Relying on memory for schema
The user tries to select a column name like 'Doctor Specialty' but misremembers the exact database field name (e.g., it might be 'SpecialtyCode'). The query fails due to schema drift.
Before querying, call get_dataset on the relevant ID. This shows you the precise, technical column names you need for your $select filter.
When It Fits, When It Doesn't
Use this server if your core task requires deep, auditable financial data from official government records. Specifically, use it when investigating conflicts of interest or performing compliance checks on medical professionals and institutions.
Don't use this if you just need general industry news or simple contact information. For basic searching by name, a standard directory tool might be enough. If you only want to see what data can be queried but don't know the specific ID, run list_datasets first. Never assume that because you found an NPI via search_physicians, it automatically means there are payments associated with them; always validate that by running a targeted query_dataset.
This tool is for deep dives into structured records, not casual browsing.
Questions you might have
How do I start if I don't know which payment dataset to check using list_datasets? +
First, run list_datasets to see all available reporting cycles. Then, review the resulting IDs and use get_dataset on a few promising ones. This gives you the schema details you need before running a full query.
Can I find payment history for a hospital using search_teaching_hospitals? +
No, search_teaching_hospitals only finds the official record and metadata. To get payments, you must use that resulting name or ID in conjunction with query_dataset.
What is the difference between search_physicians and query_dataset? +
search_physicians is for finding a person's record (NPI, specialty). query_dataset is for running complex searches on large tables of transactions about people or hospitals.
Does the Open Payments MCP Server cover all types of payments? +
The server accesses CMS-published data. Always start by using list_datasets to verify that the specific payment type you need (e.g., Research vs. General) is available in a current dataset.
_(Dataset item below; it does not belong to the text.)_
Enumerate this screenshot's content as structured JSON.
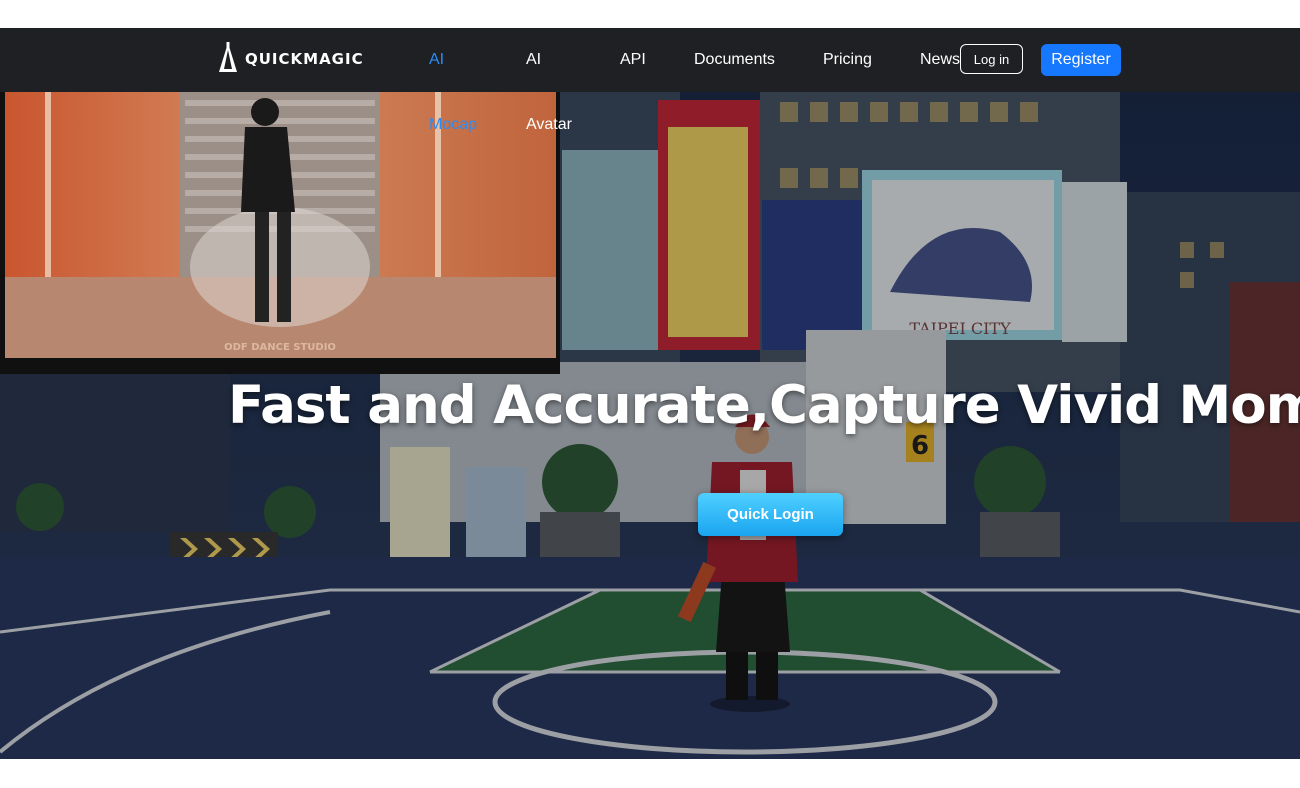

What authentication credentials does `query_dataset` require? +
It requires a valid Open Payments API Key (App Token), which you must provide upon server connection. This token authorizes your agent to access the CMS database records. Without it, all query attempts will fail due to insufficient permissions.
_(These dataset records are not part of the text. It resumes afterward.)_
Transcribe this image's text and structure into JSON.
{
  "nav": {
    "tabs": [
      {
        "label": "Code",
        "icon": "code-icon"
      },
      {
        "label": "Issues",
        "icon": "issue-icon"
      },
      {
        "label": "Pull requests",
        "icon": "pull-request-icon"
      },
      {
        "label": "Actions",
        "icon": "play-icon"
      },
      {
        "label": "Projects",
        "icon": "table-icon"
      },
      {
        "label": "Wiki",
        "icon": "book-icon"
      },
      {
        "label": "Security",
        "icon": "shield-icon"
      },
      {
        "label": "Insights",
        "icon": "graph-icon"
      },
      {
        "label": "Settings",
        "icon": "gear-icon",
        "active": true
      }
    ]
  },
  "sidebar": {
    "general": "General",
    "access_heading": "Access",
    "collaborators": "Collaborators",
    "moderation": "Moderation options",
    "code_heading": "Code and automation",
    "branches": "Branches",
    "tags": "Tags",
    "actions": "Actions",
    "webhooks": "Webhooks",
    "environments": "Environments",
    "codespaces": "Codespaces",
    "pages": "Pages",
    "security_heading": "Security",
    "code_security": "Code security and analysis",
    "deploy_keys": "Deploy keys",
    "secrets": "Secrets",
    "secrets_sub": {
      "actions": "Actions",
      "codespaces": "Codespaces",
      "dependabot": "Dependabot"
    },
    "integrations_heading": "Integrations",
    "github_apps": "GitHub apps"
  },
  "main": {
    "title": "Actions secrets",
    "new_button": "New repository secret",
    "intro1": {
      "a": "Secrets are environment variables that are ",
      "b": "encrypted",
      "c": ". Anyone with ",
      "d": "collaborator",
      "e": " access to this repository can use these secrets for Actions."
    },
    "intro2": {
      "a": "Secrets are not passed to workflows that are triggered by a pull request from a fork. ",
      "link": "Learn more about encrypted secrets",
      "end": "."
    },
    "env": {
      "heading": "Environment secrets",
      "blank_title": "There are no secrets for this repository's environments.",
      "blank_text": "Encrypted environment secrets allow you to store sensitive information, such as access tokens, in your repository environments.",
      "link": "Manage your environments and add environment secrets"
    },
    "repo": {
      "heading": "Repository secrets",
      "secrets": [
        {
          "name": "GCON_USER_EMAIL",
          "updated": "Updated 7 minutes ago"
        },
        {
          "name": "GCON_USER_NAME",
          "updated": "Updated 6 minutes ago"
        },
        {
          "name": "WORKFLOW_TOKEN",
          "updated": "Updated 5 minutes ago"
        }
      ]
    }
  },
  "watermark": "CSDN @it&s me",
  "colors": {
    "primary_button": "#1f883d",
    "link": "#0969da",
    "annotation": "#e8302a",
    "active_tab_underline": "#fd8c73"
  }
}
If I use advanced filtering in `query_dataset`, what format must the $where clause take? +
The $where filter expects a specific SQL-like syntax for effective searching. You need to structure your filters using standard comparison operators (e.g., amount > 5000) and correctly identify the dataset's column names, which you can check first with get_dataset.
Are there rate limits when running multiple calls with `search_physicians` or `list_datasets`? +
Yes, external API services enforce rate limits to maintain system stability. When your agent exceeds the allotted requests per minute, you must implement a pause/retry mechanism in your workflow logic. We recommend batching similar queries.
Before running a query, how can I verify column names using `get_dataset`? +
get_dataset retrieves the full schema and metadata for any specific dataset ID. This output gives you all available field names and their data types, guaranteeing that your subsequent queries will use valid identifiers.
How can I find payments for a specific doctor by their NPI? +
Use the search_physicians tool and provide the npi parameter. Your agent will return matching physician records which you can then use to query specific payment datasets.
Can I filter results to only show payments above a certain dollar amount? +
Yes, use the query_dataset tool with the where parameter. For example, you can set where to total_amount_of_payment_usdollars > 1000 to filter for high-value transactions.
How do I see what columns are available in a specific dataset? +
Use the get_dataset tool with the specific dataset_id. It will return detailed metadata, including column definitions, data types, and update frequency for that specific reporting cycle.